Session 3: Data Resources and Analysis

OpenTox Euro 2014 Session 3: Data Resources and Analysis
SESSION 3

Data Resources and Analysis
Session Chair: Ola Spjuth, Uppsala Universitat

Tuesday, 23 September 2014
from 8.30 to 10:30

Speakers Title
Ola Spjuth, Uppsala Universitat e-Science infrastructures for enabling large-scale predictive modeling in toxicology and pharmacology
Nina Jeliazkova, IdeaConsult On chemical structures, substances, nanomaterials and data exploration
Egon Willighagen, Maastricht University Open PHACTS: Solutions and the Foundation
Johan Nyström-Persson, Level Five Toxygates - a hybrid linked data and microarray platform for user-friendly toxicogenomics
Roland Grafström, Karolinska Institutet Toxicogenomics-considering applications to predictive toxicology
SESSION 3 SUMMARY

The emergence of high-throughput molecular technologies such as massively parallel sequencing and drug screening has transformed toxicology and pharmacology into data-intensive disciplines. Several international consortia have gathered and deposited large data collections that have advanced our understanding on various levels, and these resources can also be very useful to relate to or integrate with local experiments. For example can the inclusion of omics profiles in predictive toxicology and pharmacology open up new avenues for improved predictive modeling and mechanistic interpretations, such as discovering toxicology and pharmacology pathways and biomarkers.
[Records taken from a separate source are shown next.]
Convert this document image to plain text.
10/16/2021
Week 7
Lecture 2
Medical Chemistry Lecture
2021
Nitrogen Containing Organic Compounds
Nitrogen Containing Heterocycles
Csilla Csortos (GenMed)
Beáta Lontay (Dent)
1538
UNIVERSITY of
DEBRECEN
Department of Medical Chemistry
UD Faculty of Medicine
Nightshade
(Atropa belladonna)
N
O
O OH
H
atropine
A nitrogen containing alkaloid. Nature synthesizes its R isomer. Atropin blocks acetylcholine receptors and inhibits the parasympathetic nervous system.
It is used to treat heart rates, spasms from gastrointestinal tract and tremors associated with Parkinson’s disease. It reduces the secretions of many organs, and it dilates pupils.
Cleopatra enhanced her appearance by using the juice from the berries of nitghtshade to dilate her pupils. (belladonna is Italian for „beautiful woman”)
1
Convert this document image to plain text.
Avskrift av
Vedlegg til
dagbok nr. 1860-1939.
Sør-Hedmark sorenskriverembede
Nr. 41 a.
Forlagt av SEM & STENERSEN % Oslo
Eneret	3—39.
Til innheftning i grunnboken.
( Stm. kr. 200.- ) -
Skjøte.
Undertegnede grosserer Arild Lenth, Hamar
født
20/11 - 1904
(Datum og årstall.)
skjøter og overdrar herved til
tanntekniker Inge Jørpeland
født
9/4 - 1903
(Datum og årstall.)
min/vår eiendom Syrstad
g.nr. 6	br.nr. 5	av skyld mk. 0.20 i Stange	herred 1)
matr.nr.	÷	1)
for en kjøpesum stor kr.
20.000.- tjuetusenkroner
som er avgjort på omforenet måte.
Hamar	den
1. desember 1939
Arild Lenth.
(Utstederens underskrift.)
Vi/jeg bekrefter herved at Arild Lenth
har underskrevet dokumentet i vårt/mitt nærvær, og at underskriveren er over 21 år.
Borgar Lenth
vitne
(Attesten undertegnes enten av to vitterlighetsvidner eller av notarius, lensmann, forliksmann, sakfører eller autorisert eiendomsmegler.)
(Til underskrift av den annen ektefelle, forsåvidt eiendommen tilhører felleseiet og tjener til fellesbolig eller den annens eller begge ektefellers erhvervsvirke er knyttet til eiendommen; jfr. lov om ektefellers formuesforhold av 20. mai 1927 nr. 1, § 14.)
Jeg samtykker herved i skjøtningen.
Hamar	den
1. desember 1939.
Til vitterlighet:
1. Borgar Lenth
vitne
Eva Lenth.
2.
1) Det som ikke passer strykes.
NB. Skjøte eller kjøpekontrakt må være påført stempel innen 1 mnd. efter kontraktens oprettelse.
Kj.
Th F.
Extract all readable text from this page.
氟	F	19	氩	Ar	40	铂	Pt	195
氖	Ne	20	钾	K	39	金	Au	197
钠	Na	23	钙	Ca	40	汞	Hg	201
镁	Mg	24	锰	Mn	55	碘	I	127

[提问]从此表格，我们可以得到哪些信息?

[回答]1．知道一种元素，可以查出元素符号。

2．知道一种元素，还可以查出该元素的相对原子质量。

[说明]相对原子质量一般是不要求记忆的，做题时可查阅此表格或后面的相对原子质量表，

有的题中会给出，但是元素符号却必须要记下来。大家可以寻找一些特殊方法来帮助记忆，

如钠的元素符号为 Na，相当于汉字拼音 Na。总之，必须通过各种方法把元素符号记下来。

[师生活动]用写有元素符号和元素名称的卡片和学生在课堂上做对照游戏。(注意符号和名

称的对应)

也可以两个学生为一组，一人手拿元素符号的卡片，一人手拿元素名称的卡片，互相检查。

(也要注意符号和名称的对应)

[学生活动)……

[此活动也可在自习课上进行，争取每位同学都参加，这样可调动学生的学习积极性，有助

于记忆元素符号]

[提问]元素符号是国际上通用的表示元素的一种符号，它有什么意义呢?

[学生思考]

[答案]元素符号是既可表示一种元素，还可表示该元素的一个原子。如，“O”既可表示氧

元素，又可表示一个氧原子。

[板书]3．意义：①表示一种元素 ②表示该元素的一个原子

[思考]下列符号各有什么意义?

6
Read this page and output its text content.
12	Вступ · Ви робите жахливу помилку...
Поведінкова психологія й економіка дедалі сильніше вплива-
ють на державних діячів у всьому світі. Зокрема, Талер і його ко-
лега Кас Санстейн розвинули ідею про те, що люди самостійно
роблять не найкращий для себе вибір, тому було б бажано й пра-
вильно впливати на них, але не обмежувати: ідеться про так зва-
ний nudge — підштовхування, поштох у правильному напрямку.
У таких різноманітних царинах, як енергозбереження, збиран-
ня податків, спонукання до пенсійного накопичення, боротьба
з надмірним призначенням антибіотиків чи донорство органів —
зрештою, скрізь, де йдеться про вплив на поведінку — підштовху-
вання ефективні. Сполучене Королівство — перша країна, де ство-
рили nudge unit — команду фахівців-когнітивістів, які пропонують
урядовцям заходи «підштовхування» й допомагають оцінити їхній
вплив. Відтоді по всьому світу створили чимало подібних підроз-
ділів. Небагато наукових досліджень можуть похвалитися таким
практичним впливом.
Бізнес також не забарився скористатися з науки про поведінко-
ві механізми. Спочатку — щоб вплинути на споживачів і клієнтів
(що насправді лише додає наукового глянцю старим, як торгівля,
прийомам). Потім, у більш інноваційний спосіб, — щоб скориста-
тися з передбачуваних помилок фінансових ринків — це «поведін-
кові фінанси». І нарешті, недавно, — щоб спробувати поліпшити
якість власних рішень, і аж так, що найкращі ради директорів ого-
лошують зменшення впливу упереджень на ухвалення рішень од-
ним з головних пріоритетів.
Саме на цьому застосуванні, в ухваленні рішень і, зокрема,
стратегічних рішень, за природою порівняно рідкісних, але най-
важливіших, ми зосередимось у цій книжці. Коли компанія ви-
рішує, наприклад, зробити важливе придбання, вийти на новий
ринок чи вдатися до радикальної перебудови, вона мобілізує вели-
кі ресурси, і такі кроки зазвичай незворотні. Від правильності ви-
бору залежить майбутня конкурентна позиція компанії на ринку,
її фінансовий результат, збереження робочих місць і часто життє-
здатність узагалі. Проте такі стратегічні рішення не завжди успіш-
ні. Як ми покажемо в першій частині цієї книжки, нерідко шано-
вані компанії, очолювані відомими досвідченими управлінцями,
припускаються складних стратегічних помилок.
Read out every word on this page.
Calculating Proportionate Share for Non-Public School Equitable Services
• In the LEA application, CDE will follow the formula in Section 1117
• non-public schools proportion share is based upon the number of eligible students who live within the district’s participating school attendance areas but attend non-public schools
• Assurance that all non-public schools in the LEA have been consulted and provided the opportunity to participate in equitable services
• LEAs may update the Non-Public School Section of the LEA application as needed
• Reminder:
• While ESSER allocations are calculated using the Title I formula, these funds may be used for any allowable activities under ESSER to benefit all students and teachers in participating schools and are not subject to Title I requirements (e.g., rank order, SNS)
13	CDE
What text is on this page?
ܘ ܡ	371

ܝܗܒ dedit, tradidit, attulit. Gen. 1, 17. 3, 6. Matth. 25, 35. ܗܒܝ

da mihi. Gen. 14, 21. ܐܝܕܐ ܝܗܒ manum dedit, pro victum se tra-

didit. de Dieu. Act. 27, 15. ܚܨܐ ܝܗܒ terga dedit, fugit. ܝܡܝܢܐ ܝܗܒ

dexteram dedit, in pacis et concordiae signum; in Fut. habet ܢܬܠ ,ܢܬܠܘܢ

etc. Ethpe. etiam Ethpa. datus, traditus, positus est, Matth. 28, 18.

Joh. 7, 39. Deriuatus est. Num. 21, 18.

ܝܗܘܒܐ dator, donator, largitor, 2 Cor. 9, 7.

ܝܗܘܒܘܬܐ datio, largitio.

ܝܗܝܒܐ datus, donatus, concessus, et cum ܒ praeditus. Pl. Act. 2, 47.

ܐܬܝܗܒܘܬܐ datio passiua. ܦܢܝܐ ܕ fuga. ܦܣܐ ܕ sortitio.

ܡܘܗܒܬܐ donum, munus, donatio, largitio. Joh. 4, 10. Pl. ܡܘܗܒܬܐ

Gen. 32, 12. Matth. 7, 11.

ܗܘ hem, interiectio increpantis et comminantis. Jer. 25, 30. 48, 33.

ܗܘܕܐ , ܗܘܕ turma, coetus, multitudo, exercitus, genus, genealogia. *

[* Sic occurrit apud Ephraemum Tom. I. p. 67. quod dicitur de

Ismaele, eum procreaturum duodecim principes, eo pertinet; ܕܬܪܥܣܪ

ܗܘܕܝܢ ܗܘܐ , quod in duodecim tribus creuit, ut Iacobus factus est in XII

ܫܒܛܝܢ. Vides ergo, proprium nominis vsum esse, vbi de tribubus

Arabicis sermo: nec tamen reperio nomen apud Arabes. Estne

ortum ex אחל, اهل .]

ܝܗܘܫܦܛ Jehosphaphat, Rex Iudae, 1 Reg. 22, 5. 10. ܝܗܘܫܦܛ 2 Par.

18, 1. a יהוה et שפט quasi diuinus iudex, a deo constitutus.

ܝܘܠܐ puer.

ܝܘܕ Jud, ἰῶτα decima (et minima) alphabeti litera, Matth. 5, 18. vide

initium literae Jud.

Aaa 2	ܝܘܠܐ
In order to make the available data resources widely accessible, the research community needs graphical user interfaces (GUIs), application program interfaces (APIs) for programmatic access, data standards and semantic technologies to be able to access, integrate and analyze the data.

In this session we will hear about some resources and solutions to achieve this, including the Toxygates database, the OpenPHACTS initiative, and the AMBIT system. We will also hear about the necessary computational e-infrastructures necessary to carry out analysis on large scale, and end with an exciting study where toxicogenomics analysis were shown to yield improved results for elucidating modes of action and for linking exposures in vitro to toxicity effects in vivo.